Immunoglobulin E has four C domains with a molecular weight of 188000d.

It is unstable at 56 degrees and is called a reagin.

There is a very low serum concentration of immunoglobulin E because its Fc region binds avidly to mast cells and basophils.

Function of immunoglobulin E

This immunoglobulin binds to circulating basophils and tissue-bound mast cells via a receptor on their surface. The binding of an antigen to these IgE sensitized cells trigger the release of vasoactive amines mainly histamines. This results in atopic disease characterized by a local reaction known as hives and a systemic reaction known as anaphylaxis.

This immunoglobulin does not cross placenta nor fix complement via a conventional pathway.

Immunoglobulin E levels are elevated in conditions such as;

  • Allergic_disorders,
  • Parasitic_infections,
  • Immunologic disorders,
  • IgE myeloma,
  • Acquired Immunodeficiency syndrome (AIDS),
  • Pemphigoid.

IgE is decreased in:

  • Hypogammaglobulinemia,
  • Neoplasm (breast, bronchial, cervical cancers),
  • Ataxia-telangiectasia.

Immunoglobulin G:

Of all the immunoglobulins, immunoglobulin G has the highest concentration in serum with a half-life of 18-25 days.

Functions of IgG

  1. Complement fixation that eventually causes cell lysis.
  2. Mediates placental passage of maternal antibody to the fetus in the womb.
  3. It also adheres to cells that possess a receptor for Pc fragment from IgG (Fcy)

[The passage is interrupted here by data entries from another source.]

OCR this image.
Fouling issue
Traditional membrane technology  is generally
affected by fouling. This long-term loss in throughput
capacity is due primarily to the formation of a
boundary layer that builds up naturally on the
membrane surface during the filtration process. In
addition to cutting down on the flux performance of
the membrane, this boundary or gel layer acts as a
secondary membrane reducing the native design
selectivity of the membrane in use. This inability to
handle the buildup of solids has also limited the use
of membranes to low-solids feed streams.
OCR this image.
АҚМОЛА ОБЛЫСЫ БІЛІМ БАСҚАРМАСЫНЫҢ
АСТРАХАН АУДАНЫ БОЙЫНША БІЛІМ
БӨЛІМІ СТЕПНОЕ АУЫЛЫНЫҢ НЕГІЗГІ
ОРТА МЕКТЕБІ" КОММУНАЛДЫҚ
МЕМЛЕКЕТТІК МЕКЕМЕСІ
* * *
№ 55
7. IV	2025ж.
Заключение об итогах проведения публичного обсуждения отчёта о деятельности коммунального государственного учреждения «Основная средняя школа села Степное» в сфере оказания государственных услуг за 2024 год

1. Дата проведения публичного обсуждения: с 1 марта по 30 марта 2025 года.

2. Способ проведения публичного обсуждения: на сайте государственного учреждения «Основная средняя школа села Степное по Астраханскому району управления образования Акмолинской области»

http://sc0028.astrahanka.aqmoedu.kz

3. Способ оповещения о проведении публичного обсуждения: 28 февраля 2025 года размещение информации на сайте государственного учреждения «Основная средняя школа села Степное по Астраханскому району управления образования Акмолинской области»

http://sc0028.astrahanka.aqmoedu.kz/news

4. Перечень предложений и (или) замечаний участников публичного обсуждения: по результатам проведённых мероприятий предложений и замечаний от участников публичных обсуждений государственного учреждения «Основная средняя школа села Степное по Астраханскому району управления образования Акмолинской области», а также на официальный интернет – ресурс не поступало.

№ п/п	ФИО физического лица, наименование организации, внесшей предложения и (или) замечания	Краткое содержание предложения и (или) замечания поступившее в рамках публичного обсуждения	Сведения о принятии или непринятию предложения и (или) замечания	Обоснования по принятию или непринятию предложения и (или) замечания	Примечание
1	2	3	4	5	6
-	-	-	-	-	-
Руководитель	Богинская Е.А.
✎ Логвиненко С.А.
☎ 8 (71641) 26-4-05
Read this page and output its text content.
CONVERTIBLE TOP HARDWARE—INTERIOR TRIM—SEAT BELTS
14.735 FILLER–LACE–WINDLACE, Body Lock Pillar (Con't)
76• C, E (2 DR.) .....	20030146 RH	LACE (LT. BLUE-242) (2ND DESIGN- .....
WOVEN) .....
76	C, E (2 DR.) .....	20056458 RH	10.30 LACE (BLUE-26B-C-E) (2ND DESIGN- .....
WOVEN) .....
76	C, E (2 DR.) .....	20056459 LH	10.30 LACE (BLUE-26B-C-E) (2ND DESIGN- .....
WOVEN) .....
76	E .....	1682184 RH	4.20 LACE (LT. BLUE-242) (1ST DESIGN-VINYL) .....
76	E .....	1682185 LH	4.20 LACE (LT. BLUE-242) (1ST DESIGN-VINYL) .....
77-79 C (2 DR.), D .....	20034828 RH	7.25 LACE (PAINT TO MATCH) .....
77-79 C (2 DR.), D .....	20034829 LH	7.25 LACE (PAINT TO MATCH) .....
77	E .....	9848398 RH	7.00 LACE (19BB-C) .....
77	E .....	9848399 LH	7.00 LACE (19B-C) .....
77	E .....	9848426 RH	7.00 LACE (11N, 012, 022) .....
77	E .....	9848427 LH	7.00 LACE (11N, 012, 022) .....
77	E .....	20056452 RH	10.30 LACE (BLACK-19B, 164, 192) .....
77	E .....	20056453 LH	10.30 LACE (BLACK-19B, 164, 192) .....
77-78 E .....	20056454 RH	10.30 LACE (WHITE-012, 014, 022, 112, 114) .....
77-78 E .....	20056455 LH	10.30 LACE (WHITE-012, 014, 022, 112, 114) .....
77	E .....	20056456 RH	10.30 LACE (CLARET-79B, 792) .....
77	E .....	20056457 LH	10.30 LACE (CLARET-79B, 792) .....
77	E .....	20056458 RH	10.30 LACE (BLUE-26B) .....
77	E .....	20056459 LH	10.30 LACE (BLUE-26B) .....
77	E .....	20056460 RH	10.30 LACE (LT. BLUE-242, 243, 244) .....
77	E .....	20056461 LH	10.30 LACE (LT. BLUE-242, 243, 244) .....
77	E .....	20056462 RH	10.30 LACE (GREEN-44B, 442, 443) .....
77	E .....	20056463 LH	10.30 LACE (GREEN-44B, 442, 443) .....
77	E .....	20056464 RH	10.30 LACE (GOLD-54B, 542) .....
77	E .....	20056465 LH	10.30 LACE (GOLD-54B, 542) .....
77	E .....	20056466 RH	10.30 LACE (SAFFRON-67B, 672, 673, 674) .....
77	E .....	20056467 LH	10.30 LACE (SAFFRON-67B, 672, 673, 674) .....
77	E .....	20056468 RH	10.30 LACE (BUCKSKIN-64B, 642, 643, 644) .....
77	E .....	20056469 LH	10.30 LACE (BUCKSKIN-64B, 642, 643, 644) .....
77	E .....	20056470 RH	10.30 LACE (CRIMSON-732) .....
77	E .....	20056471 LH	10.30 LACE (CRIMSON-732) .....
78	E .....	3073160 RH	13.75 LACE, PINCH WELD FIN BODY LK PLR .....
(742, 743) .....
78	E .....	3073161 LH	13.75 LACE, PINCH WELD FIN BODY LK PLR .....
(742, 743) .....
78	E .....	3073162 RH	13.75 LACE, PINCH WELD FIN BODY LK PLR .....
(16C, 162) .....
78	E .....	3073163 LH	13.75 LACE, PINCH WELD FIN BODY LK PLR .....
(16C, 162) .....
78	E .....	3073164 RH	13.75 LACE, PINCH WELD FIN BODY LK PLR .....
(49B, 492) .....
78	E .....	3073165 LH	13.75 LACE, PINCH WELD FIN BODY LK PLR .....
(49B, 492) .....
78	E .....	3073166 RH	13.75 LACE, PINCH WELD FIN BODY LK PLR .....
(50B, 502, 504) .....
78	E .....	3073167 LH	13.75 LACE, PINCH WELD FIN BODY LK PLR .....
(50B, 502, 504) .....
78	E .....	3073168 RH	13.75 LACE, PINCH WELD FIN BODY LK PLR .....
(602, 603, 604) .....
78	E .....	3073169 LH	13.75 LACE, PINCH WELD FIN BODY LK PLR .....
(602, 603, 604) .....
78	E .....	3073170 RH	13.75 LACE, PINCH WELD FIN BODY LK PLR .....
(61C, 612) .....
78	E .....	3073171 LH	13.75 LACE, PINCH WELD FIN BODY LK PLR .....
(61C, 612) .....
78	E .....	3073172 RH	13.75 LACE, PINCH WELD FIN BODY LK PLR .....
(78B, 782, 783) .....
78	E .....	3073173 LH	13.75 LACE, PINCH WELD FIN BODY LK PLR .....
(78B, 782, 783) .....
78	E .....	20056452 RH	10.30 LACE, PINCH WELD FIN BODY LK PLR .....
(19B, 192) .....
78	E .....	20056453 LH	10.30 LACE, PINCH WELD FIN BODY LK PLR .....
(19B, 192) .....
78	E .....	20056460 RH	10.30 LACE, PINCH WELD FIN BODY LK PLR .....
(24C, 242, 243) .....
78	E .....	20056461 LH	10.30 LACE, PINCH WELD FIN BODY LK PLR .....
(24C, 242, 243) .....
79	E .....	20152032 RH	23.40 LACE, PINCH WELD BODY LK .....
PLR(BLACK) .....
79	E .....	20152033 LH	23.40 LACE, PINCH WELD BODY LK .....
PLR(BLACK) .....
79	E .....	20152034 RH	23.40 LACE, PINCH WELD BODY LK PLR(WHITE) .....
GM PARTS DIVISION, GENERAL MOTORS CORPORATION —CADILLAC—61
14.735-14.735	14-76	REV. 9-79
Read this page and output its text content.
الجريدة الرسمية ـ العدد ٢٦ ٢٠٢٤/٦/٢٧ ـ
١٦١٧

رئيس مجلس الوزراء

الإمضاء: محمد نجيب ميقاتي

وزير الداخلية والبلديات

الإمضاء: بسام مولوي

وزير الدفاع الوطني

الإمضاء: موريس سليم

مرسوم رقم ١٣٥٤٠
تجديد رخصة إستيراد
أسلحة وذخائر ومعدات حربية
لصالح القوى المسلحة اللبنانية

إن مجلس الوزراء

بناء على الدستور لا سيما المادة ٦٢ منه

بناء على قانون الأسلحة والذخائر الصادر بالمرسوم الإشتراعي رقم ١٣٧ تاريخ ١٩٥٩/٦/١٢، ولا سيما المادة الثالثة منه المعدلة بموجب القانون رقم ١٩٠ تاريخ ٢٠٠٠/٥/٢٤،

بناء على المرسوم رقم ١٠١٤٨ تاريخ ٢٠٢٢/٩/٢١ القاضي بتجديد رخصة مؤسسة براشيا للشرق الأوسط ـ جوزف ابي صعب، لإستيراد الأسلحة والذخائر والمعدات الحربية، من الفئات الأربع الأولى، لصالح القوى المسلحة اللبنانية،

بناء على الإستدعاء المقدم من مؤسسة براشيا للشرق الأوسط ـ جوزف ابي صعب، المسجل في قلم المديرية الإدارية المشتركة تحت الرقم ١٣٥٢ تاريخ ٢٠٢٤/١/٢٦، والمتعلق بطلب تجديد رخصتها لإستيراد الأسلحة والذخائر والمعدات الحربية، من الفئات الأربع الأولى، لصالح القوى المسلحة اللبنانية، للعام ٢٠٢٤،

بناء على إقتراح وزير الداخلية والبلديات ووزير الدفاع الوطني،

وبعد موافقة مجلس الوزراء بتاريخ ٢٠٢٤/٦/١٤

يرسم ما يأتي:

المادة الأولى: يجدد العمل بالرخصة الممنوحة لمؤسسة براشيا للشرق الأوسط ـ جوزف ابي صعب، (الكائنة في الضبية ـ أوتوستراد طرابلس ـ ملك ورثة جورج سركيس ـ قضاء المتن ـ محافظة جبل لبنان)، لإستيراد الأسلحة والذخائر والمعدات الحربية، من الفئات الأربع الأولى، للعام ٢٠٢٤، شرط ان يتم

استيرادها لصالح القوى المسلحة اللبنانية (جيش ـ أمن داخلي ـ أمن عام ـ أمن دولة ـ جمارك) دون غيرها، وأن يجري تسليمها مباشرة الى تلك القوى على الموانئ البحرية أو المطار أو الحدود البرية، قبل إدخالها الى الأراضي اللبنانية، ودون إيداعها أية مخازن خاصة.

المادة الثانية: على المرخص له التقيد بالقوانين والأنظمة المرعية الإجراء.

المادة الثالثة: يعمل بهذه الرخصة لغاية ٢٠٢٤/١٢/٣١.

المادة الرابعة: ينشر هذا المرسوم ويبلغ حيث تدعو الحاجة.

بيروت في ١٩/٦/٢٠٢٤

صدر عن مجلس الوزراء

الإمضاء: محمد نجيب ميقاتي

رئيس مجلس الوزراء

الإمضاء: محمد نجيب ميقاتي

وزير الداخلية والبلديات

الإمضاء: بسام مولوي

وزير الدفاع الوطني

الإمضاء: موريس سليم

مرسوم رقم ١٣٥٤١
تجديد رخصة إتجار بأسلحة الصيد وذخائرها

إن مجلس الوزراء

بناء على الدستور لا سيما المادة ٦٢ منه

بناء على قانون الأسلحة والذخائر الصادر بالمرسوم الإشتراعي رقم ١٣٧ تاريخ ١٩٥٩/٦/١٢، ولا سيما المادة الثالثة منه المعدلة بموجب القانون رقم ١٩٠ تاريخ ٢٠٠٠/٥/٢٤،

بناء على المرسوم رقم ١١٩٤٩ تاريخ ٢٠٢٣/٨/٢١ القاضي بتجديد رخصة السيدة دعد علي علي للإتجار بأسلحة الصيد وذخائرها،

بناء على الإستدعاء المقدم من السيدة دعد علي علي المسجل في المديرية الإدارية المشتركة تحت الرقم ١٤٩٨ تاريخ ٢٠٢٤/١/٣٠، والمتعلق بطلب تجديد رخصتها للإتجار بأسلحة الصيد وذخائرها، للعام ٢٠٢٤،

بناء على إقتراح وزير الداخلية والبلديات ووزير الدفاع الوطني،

It is elevated in the following conditions:

  • Chronic granulomatous infections,
  • Infectious diseases,
  • Inflammation,
  • Myeloma,
  • liver disease.

IgG is decreased in:

  • Congenital or acquired deficiency,
  • Lymphocytic_leukemia,
  • Drug use such as phenytoin and methylprednisolone,
  • Nephrotic syndrome,
  • Protein-losing enteropathy.

Immunoglobulin M

Immunoglobulin M exists in two structural forms. A monomer form is synthesized by B cells and retained also on the membrane of B cells. It serves as the B cell receptor specific for a single antigenic epitope.

Secreted immunoglobulin M exists as a pentamer. This simply means that it exists as five monomeric IgM molecules that are joined together by a J chain.

The pentamer is secreted following antigen and cytokine activation of plasma cells, with hypervariable regions on the pentamer same as those on the membrane-bound monomeric receptors.

IgM has four constant domains on the H and L chains, therefore, its pentamer form has the highest molecular weight of the immunoglobulins.


It’s the first antibody to appear after the antigenic stimulus and fixes the complement avidly.

Immunoglobulin M is elevated in;

  • Infectious diseases such as brucellosis and malaria,
  • Waldenström’s macroglobulinemia,
  • liver disease.
  • congenital deficiency,
  • lymphocytic leukemia,
  • nephrotic syndrome.


Only immunoglobulins M and G are able to fix complement.

Only immunoglobulin G crosses the placenta.

Immunoglobulin M has the highest number of antigen binding sites – 10 sites.

immunoglobulin G has the highest concentration in serum -80%.

immunoglobulin E has the lowest concentration in serum.